Aujourd’hui, en temps de guerre réactivée, où le Kosovo est quasiment „purifié“ de la population albanaise et qu’il est en grande partie rendu inhabitable soit par les destructions militaires directes, soit par les bombardements de l’OTAN, où les énormes dégâts politiques et matériels ne sont que les traces visibles des dégâts beaucoup plus profonds dans l’âme et le corps de centaines de milliers d’enfants, d‘hommes et de femmes, dans leur histoire et leurs possibilités de vivre ensemble, il est urgent de s’occuper avec la plus grande attention des conditions douloureuses d’une réparation des ces traumatismes individuels et collectifs, c’est-à-dire d’une réconciliation qui pourrait amener à une paix durable.

Mais pour qu’une paix soit durable, il ne faut pas seulement faire passer le temps. Il est nécessaire que les crimes commis soient punis, que les plaintes et les accusations puissent être formulées et soient écoutées. Il faut une volonté de réparation qui doit correspondre à un grand respect des besoins personnels de tous ceux et toutes celles qui ont souffert. Les anciens et les nouveaux conflits doivent être pris au sérieux, pour pouvoir être gérés et supportés sans que la violence intervienne. Et surtout, il faut une réhabilitation du besoin fondamental de vivre en dignité, de vivre sans peur et sans le sentiment rongeant du mépris et de la méfiance. La satisfaction de ce besoin n’est pas un privilège réservé à quelques groupes qui conviennent à certains critères „éthniques“ ou politiques, mais c’est un droit humain, et c‘est la pluralité des hommes et des femmes dans leur différence d’origine, de croyance ou de langue qui en sont les sujets. Car seulement ce respect de la différence peut garantir le respect de la même humanité en chaque individu et en chaque collectivité. C’est un long apprentissage qui mène de la souffrance au contrôle et au rejet de tout abus de pouvoir.

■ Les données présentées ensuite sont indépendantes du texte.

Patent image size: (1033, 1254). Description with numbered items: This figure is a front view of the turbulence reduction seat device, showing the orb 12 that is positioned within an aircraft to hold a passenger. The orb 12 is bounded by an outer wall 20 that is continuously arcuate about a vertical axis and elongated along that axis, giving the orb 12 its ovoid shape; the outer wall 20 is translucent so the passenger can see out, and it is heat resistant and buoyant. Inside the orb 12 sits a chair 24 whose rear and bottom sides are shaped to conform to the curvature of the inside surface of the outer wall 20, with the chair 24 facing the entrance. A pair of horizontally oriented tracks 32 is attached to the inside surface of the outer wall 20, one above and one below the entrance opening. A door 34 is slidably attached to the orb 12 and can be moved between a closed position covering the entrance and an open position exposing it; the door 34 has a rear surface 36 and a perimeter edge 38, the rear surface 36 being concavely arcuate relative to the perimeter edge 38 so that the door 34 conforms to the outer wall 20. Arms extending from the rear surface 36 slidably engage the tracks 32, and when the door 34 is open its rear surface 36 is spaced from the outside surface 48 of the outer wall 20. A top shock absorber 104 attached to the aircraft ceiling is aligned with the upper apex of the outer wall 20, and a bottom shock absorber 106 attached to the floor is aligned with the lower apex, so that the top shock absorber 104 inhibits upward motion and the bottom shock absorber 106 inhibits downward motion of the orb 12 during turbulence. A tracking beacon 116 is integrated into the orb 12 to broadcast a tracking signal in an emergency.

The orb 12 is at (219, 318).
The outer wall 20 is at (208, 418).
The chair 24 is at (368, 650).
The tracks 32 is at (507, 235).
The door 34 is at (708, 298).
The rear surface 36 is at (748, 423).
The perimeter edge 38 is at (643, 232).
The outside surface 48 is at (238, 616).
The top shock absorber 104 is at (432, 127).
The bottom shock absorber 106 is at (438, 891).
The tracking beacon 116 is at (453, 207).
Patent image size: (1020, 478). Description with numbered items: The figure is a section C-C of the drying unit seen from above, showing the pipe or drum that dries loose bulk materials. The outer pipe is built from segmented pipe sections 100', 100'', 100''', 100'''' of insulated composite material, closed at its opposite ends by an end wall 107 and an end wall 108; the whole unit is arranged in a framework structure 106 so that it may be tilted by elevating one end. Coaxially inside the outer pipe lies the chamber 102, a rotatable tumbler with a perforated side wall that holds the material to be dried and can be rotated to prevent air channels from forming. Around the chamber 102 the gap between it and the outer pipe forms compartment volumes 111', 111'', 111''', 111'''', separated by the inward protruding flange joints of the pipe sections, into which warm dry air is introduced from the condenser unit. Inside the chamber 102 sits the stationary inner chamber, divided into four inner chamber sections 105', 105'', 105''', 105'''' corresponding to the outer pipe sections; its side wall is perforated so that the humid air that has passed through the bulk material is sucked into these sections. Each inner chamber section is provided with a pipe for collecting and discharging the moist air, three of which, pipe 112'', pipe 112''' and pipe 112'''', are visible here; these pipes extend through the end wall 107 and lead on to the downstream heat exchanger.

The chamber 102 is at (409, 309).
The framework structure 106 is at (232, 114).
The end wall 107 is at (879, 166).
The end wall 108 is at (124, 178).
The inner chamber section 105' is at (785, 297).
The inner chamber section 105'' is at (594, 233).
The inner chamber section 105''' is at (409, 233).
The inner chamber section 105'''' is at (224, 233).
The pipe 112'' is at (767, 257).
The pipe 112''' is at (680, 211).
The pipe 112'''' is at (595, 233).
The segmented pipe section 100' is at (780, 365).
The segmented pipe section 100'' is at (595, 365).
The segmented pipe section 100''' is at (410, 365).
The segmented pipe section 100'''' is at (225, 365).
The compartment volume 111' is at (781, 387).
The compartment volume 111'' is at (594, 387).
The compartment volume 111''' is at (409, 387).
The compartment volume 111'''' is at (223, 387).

La recherche d’Astrid Astolfi sur les conditions de „guerre interrompue“ dans la petite ville de Pakrac pourrait contribuer à comprendre davantage les péripéties et la fragilité de ce processus de „guérison“ politique et humaine, et elle pourrait encourager à en appliquer les effets pratiques et théoriques dans les échanges quotidiens, toujours interculturels dans le monde actuel et, malheureusement, toujours impregnés de peur ou de violence. Si les conditions de vie de chaque être humain pouvaient passer du stade de „guerre interrompue“ à  une réconciliation avec sa propre histoire et, par conséquent, avec ses perspectives d’avenir, beaucoup serait fait pour une paix durable non seulement dans l’ex-Yougoslavie humiliée et tourmentée, mais partout en Europe et partout ailleurs. Les histoires sont différentes, mais les besoins humains se ressemblent.

 

 

[1] Marek Edelman, un des commandants et survivant de l’insurrection dans le ghetto de Varsovie de 1943, au sujet de la guerre en Bosnie.  Interview donné à Johannes Vollmer, dans „Dass wir in Bosnien zur Welt gehören“, Benziger Verlag, Solothurn/Düsseldorf 1995, p. 172.